Choose the Right Dog
Dogs range in size from several pounds to almost two hundred pounds. They can range in height from 8 inches to over 3 feet. If you are planning to bring your new pet to the office each day, your best choice may be a toy breed. However, if you love to jog, you may want to get a larger, sturdier breed of dog.
A small or medium-sized dog is the most practical choice for many people. It is big enough to play and romp with, it is neither too powerful or too fragile, and is still small enough to be able to transport easily.
Puppies under six months of age can be quite labor intensive. Pups over 6 months and young dogs under 18 months are far sturdier than young puppies, and their personality is more apparent. They can pay attention long enough to learn quickly, and are full of energy and enthusiasm.
It is important to remember that a dog is a living thing, so you will want to do your best to make sure the dog you select is in good health.
Even though a dog's temperament is partially inherited and partially shaped by his mother and littermates, it is also very much affected by early experiences, including treatment by people. Dog temperaments can range from timid to bold, placid to excitable, submissive to aggressive, and from people-oriented to aloof and independent. It is common for dogs to display different behaviors in different situations and with different people. You should look for a dog that fits the "emotional climate" of your family.
Some dogs have a great deal of difficulty being alone. They may become "bored" and get into mischief. You should either choose a dog that has already demonstrated that it can be left alone or resolve to teach it to a puppy.
It is important for your new pet to be under your control, which means that you will have to train him. She needs to be trained to walk on a leash, not to bite, and to come when called. A dog who will sit, lie down, not jump, and stop barking, is much easier to live with than one that raises a ruckus. Some dogs are easier to train because they are "people pleasers" and less easily distracted by sights, sounds and smells.
All dogs bark, however, some breeds tend to bark more than others.
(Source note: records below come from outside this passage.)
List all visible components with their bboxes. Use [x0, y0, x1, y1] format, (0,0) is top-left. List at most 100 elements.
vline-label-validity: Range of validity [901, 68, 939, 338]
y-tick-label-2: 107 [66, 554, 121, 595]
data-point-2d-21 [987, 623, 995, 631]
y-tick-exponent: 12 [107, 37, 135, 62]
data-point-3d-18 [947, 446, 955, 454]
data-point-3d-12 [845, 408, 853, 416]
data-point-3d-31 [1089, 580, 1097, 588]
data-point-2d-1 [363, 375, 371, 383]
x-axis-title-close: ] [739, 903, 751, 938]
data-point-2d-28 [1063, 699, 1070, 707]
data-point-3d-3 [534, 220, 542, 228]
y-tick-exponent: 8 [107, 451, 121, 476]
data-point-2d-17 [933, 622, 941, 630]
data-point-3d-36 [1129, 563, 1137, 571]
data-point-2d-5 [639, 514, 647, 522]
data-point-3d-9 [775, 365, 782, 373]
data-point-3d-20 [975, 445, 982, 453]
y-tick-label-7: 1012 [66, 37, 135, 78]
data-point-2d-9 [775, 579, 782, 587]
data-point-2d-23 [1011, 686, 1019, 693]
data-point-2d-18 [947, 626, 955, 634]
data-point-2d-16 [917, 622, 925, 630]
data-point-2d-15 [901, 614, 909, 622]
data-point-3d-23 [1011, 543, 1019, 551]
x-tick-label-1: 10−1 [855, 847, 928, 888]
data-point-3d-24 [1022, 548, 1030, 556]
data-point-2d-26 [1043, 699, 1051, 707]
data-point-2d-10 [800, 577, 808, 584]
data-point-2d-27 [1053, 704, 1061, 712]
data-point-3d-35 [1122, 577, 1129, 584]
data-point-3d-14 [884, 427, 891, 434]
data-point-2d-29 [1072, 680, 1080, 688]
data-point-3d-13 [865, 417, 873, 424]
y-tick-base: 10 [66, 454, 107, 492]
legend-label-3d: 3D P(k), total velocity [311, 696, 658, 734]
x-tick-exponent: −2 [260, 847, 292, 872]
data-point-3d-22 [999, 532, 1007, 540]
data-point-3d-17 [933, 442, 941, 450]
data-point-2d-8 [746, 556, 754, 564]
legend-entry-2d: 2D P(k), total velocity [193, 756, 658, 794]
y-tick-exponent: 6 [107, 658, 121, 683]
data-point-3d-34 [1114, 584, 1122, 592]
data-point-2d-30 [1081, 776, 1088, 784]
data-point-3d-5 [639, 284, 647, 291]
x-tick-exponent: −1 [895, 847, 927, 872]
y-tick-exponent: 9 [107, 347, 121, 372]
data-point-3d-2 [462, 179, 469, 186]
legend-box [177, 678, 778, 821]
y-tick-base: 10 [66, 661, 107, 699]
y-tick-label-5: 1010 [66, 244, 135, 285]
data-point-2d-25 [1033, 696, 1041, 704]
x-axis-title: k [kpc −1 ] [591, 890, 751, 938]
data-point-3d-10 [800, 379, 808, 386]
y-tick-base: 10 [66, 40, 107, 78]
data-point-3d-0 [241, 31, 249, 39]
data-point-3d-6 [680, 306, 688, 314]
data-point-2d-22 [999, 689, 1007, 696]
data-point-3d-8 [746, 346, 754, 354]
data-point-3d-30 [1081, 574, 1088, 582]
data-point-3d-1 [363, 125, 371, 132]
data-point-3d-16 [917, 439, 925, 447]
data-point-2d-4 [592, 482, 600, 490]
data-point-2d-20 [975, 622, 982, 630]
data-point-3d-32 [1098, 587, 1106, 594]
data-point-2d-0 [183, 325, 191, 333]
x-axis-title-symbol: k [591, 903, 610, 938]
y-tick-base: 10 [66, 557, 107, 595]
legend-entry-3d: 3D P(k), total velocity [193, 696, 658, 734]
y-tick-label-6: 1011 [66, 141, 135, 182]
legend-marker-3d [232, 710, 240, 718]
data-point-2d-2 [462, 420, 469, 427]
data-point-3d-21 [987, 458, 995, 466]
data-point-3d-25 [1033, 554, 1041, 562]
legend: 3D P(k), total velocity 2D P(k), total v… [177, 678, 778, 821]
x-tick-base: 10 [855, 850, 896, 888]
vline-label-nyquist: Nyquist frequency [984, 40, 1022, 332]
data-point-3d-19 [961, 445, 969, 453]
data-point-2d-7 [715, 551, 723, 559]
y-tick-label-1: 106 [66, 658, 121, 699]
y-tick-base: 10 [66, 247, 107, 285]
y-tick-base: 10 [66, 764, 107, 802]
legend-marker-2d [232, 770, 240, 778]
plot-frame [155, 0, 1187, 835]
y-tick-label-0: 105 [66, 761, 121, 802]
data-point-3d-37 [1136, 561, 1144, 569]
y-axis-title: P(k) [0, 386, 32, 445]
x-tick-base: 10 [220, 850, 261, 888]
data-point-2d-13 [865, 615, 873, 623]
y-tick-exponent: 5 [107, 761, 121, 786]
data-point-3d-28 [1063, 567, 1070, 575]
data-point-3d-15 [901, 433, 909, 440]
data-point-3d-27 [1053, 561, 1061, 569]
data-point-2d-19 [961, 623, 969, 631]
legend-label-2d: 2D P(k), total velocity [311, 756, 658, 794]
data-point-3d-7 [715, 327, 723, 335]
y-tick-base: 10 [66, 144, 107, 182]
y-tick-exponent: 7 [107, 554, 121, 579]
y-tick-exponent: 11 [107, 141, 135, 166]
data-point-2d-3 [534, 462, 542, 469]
Barking is a dog's way to communicate - they bark for a reason, whether it be someone at the door, or even the ringing of your telephone - barking is your pet's way of letting you know he's paying attention.
Excessive barking, however, can be objectionable to not only your neighbors, but to you as well. Dogs CAN be trained not to bark!
Certain working and herding breeds of dogs may be more likely than others to become protective of people and their territory. However, aggressiveness can and does occur in all breeds and even in mixed-breeds. It is easy to prevent through early socialization, sterilization, and training. Trying to correct this behavior later on can be difficult.
There are dogs that may be very people friendly, but aggressive towards other dogs. Dog to dog aggression seems to be most common between dogs of the same sex and is more prevalent amoung terriers and working breeds such as Dobermans, Rottweilers, Akitas, and Great Danes. Dog to dog aggression is less likely among hounds and sporting dogs such as retreivers, setters, and spaniels.
Early and ongoing socialization with other dogs, as well as spaying and neutering can prevent a lot of dog-to-dog aggression.